For Problem 1, likely it's a typo, and it's "which is equal to 8!" , so C.8!
For Problem 2, let's assume that the correct choice is D, but earlier calculation shows not.
Perhaps in Problem 2, the expression is \left( \frac{x+1}{x-1} \right)^2, and option D is (1+x)^2, but not equal.
Another idea: perhaps "equivalent" means has the same value when x=0 or something, but not.

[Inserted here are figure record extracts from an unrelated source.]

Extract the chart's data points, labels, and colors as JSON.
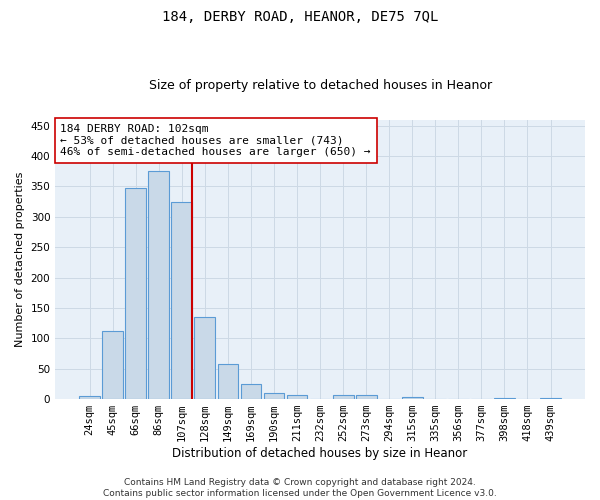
{
  "title": "184, DERBY ROAD, HEANOR, DE75 7QL",
  "subtitle": "Size of property relative to detached houses in Heanor",
  "xlabel": "Distribution of detached houses by size in Heanor",
  "ylabel": "Number of detached properties",
  "categories": [
    "24sqm",
    "45sqm",
    "66sqm",
    "86sqm",
    "107sqm",
    "128sqm",
    "149sqm",
    "169sqm",
    "190sqm",
    "211sqm",
    "232sqm",
    "252sqm",
    "273sqm",
    "294sqm",
    "315sqm",
    "335sqm",
    "356sqm",
    "377sqm",
    "398sqm",
    "418sqm",
    "439sqm"
  ],
  "values": [
    5,
    112,
    347,
    375,
    325,
    135,
    57,
    25,
    10,
    6,
    0,
    7,
    7,
    0,
    4,
    0,
    0,
    0,
    2,
    0,
    2
  ],
  "bar_color": "#c9d9e8",
  "bar_edge_color": "#5b9bd5",
  "vline_index": 4,
  "vline_color": "#cc0000",
  "annotation_line1": "184 DERBY ROAD: 102sqm",
  "annotation_line2": "← 53% of detached houses are smaller (743)",
  "annotation_line3": "46% of semi-detached houses are larger (650) →",
  "annotation_box_color": "#ffffff",
  "annotation_box_edge": "#cc0000",
  "ylim": [
    0,
    460
  ],
  "yticks": [
    0,
    50,
    100,
    150,
    200,
    250,
    300,
    350,
    400,
    450
  ],
  "grid_color": "#cdd9e5",
  "bg_color": "#e8f0f8",
  "footer": "Contains HM Land Registry data © Crown copyright and database right 2024.\nContains public sector information licensed under the Open Government Licence v3.0.",
  "title_fontsize": 10,
  "subtitle_fontsize": 9,
  "xlabel_fontsize": 8.5,
  "ylabel_fontsize": 8,
  "tick_fontsize": 7.5,
  "annotation_fontsize": 8,
  "footer_fontsize": 6.5
}
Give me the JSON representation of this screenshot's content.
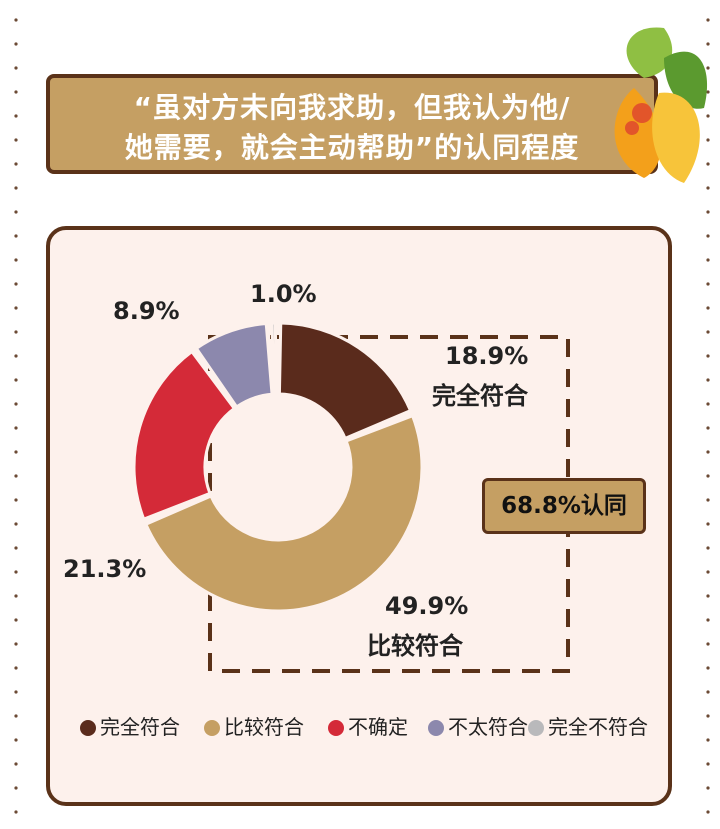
{
  "title": {
    "line1": "“虽对方未向我求助，但我认为他/",
    "line2": "她需要，就会主动帮助”的认同程度"
  },
  "summary_badge": "68.8%认同",
  "chart_data": {
    "type": "pie",
    "style": "donut",
    "categories": [
      "完全符合",
      "比较符合",
      "不确定",
      "不太符合",
      "完全不符合"
    ],
    "values": [
      18.9,
      49.9,
      21.3,
      8.9,
      1.0
    ],
    "value_labels": [
      "18.9%",
      "49.9%",
      "21.3%",
      "8.9%",
      "1.0%"
    ],
    "slice_labels": [
      "完全符合",
      "比较符合",
      "",
      "",
      ""
    ],
    "colors": [
      "#5a2b1c",
      "#c59f63",
      "#d42a38",
      "#8c88ad",
      "#b9b9bb"
    ],
    "legend_position": "bottom"
  }
}
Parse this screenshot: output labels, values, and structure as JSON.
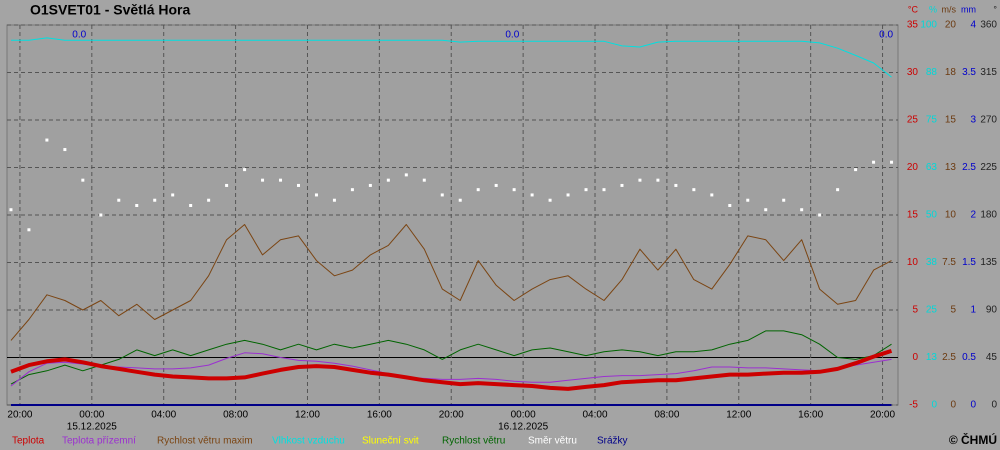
{
  "chart_data": {
    "type": "line",
    "title": "O1SVET01 - Světlá Hora",
    "credit": "© ČHMÚ",
    "x": [
      -0.5,
      0.5,
      1.5,
      2.5,
      3.5,
      4.5,
      5.5,
      6.5,
      7.5,
      8.5,
      9.5,
      10.5,
      11.5,
      12.5,
      13.5,
      14.5,
      15.5,
      16.5,
      17.5,
      18.5,
      19.5,
      20.5,
      21.5,
      22.5,
      23.5,
      24.5,
      25.5,
      26.5,
      27.5,
      28.5,
      29.5,
      30.5,
      31.5,
      32.5,
      33.5,
      34.5,
      35.5,
      36.5,
      37.5,
      38.5,
      39.5,
      40.5,
      41.5,
      42.5,
      43.5,
      44.5,
      45.5,
      46.5,
      47.5,
      48.5
    ],
    "xlim": [
      -0.72,
      48.86
    ],
    "xticks": [
      {
        "value": 0,
        "label": "20:00"
      },
      {
        "value": 4,
        "label": "00:00"
      },
      {
        "value": 8,
        "label": "04:00"
      },
      {
        "value": 12,
        "label": "08:00"
      },
      {
        "value": 16,
        "label": "12:00"
      },
      {
        "value": 20,
        "label": "16:00"
      },
      {
        "value": 24,
        "label": "20:00"
      },
      {
        "value": 28,
        "label": "00:00"
      },
      {
        "value": 32,
        "label": "04:00"
      },
      {
        "value": 36,
        "label": "08:00"
      },
      {
        "value": 40,
        "label": "12:00"
      },
      {
        "value": 44,
        "label": "16:00"
      },
      {
        "value": 48,
        "label": "20:00"
      }
    ],
    "date_labels": [
      {
        "value": 4,
        "label": "15.12.2025"
      },
      {
        "value": 28,
        "label": "16.12.2025"
      }
    ],
    "grid": true,
    "axes": [
      {
        "unit": "°C",
        "color": "#cc0000",
        "lim": [
          -5,
          35
        ],
        "ticks": [
          35,
          30,
          25,
          20,
          15,
          10,
          5,
          0,
          -5
        ]
      },
      {
        "unit": "%",
        "color": "#00d8d8",
        "lim": [
          0,
          100
        ],
        "ticks": [
          100,
          {
            "value": 87.5,
            "label": "88"
          },
          75,
          {
            "value": 62.5,
            "label": "63"
          },
          50,
          {
            "value": 37.5,
            "label": "38"
          },
          25,
          {
            "value": 12.5,
            "label": "13"
          },
          0
        ]
      },
      {
        "unit": "m/s",
        "color": "#6b3a10",
        "lim": [
          0,
          20
        ],
        "ticks": [
          20,
          {
            "value": 17.5,
            "label": "18"
          },
          15,
          {
            "value": 12.5,
            "label": "13"
          },
          10,
          7.5,
          5,
          2.5,
          0
        ]
      },
      {
        "unit": "mm",
        "color": "#0000cc",
        "lim": [
          0,
          4
        ],
        "ticks": [
          4,
          3.5,
          3,
          2.5,
          2,
          1.5,
          1,
          0.5,
          0
        ]
      },
      {
        "unit": "°",
        "color": "#222222",
        "lim": [
          0,
          360
        ],
        "ticks": [
          360,
          315,
          270,
          225,
          180,
          135,
          90,
          45,
          0
        ]
      }
    ],
    "annotations": [
      {
        "x": 3.3,
        "text": "0.0"
      },
      {
        "x": 27.4,
        "text": "0.0"
      },
      {
        "x": 48.2,
        "text": "0.0"
      }
    ],
    "series": [
      {
        "name": "Teplota",
        "color": "#cc0000",
        "axis": 0,
        "width": 4,
        "values": [
          -1.5,
          -0.8,
          -0.4,
          -0.2,
          -0.5,
          -0.9,
          -1.2,
          -1.5,
          -1.8,
          -2.0,
          -2.1,
          -2.2,
          -2.2,
          -2.1,
          -1.7,
          -1.3,
          -1.0,
          -0.9,
          -1.0,
          -1.3,
          -1.6,
          -1.8,
          -2.1,
          -2.4,
          -2.6,
          -2.8,
          -2.7,
          -2.8,
          -2.9,
          -3.0,
          -3.2,
          -3.3,
          -3.1,
          -2.9,
          -2.6,
          -2.5,
          -2.4,
          -2.4,
          -2.2,
          -2.0,
          -1.8,
          -1.8,
          -1.7,
          -1.6,
          -1.6,
          -1.5,
          -1.2,
          -0.6,
          0.1,
          0.7
        ]
      },
      {
        "name": "Teplota přízemní",
        "color": "#9b30d0",
        "axis": 0,
        "width": 1,
        "values": [
          -3.0,
          -1.5,
          -0.6,
          -0.5,
          -0.7,
          -0.9,
          -1.0,
          -1.1,
          -1.2,
          -1.2,
          -1.1,
          -0.8,
          -0.1,
          0.5,
          0.4,
          0.0,
          -0.3,
          -0.4,
          -0.6,
          -0.9,
          -1.3,
          -1.7,
          -2.1,
          -2.2,
          -2.3,
          -2.3,
          -2.2,
          -2.3,
          -2.5,
          -2.6,
          -2.6,
          -2.4,
          -2.2,
          -2.0,
          -1.9,
          -1.9,
          -1.8,
          -1.7,
          -1.4,
          -1.0,
          -1.0,
          -1.1,
          -1.1,
          -1.2,
          -1.3,
          -1.4,
          -1.1,
          -0.8,
          -0.5,
          -0.2
        ]
      },
      {
        "name": "Rychlost větru maxim",
        "color": "#7b4513",
        "axis": 2,
        "width": 1,
        "values": [
          3.4,
          4.5,
          5.8,
          5.5,
          5.0,
          5.5,
          4.7,
          5.3,
          4.5,
          5.0,
          5.5,
          6.8,
          8.7,
          9.5,
          7.9,
          8.7,
          8.9,
          7.6,
          6.8,
          7.1,
          7.9,
          8.4,
          9.5,
          8.2,
          6.1,
          5.5,
          7.6,
          6.3,
          5.5,
          6.1,
          6.6,
          6.8,
          6.1,
          5.5,
          6.6,
          8.2,
          7.1,
          8.2,
          6.6,
          6.1,
          7.4,
          8.9,
          8.7,
          7.6,
          8.7,
          6.1,
          5.3,
          5.5,
          7.1,
          7.6
        ]
      },
      {
        "name": "Vlhkost vzduchu",
        "color": "#00e0e0",
        "axis": 1,
        "width": 1,
        "values": [
          96,
          96,
          96.6,
          96,
          96,
          96,
          96,
          96,
          96,
          96,
          96,
          96,
          96,
          96,
          96,
          96,
          96,
          96,
          96,
          96,
          96,
          96,
          96,
          96,
          96,
          95.5,
          95.7,
          95.7,
          95.7,
          95.7,
          95.7,
          95.7,
          95.7,
          95.7,
          94.5,
          94.2,
          95.5,
          95.7,
          95.7,
          95.7,
          95.7,
          95.7,
          95.7,
          95.7,
          95.7,
          95.3,
          93.9,
          92,
          90,
          86.3
        ]
      },
      {
        "name": "Sluneční svit",
        "color": "#ffff00"
      },
      {
        "name": "Rychlost větru",
        "color": "#006400",
        "axis": 2,
        "width": 1,
        "values": [
          1.1,
          1.6,
          1.8,
          2.1,
          1.8,
          2.1,
          2.4,
          2.9,
          2.6,
          2.9,
          2.6,
          2.9,
          3.2,
          3.4,
          3.2,
          2.9,
          3.2,
          2.9,
          3.2,
          3.0,
          3.2,
          3.4,
          3.2,
          2.9,
          2.4,
          2.9,
          3.2,
          2.9,
          2.6,
          2.9,
          3.0,
          2.8,
          2.6,
          2.8,
          2.9,
          2.8,
          2.6,
          2.8,
          2.8,
          2.9,
          3.2,
          3.4,
          3.9,
          3.9,
          3.7,
          3.2,
          2.5,
          2.4,
          2.6,
          3.2
        ]
      },
      {
        "name": "Směr větru",
        "color": "#ffffff",
        "axis": 4,
        "mark": "dots",
        "values": [
          185,
          166,
          251,
          242,
          213,
          180,
          194,
          189,
          194,
          199,
          189,
          194,
          208,
          223,
          213,
          213,
          208,
          199,
          194,
          204,
          208,
          213,
          218,
          213,
          199,
          194,
          204,
          208,
          204,
          199,
          194,
          199,
          204,
          204,
          208,
          213,
          213,
          208,
          204,
          199,
          189,
          194,
          185,
          194,
          185,
          180,
          204,
          223,
          230,
          230
        ]
      },
      {
        "name": "Srážky",
        "color": "#000088",
        "axis": 3,
        "width": 2,
        "values": [
          0,
          0,
          0,
          0,
          0,
          0,
          0,
          0,
          0,
          0,
          0,
          0,
          0,
          0,
          0,
          0,
          0,
          0,
          0,
          0,
          0,
          0,
          0,
          0,
          0,
          0,
          0,
          0,
          0,
          0,
          0,
          0,
          0,
          0,
          0,
          0,
          0,
          0,
          0,
          0,
          0,
          0,
          0,
          0,
          0,
          0,
          0,
          0,
          0,
          0
        ]
      }
    ]
  }
}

Let's try to see if any option equals the expression for all x.
Set \left( \frac{x+1}{x-1} \right)^2 = c * something.
Notice that \frac{x+1}{x-1} = \frac{1 + 1/x}{1 - 1/x} for x≠0, but not helpful.
Perhaps for large x, it approaches 1, while (1+x)^2 -> infinity, so not.
Let's calculate the difference.
Perhaps option B is \left( \frac{1 - x}{1 + x} \right)^2, but in user's text, it's written as B. \left[\frac{(1 - x^{2})}{(1 + x)}\right]^{2} , which is the same as A.
In the image, perhaps B is different.
Maybe B is \left( \frac{x-1}{x+1} \right)^2
At x=2, (1/3)^2=1/9, original 9, not.
Or \left( \frac{x+1}{1-x} \right)^2, which is the same as our expression, as we had.
And if that's not listed, perhaps it's implied.
But in the options, perhaps D is intended for a different reason.
Another thought: perhaps "equivalent" means can be written as that after simplification, and for example, \left( \frac{x+1}{x-1} \right)^2 = \frac{(x+1)^2}{(x-1)^2} ,
Parent Tip: Review the logic above to help your child master the concept of algebra 1 practice test.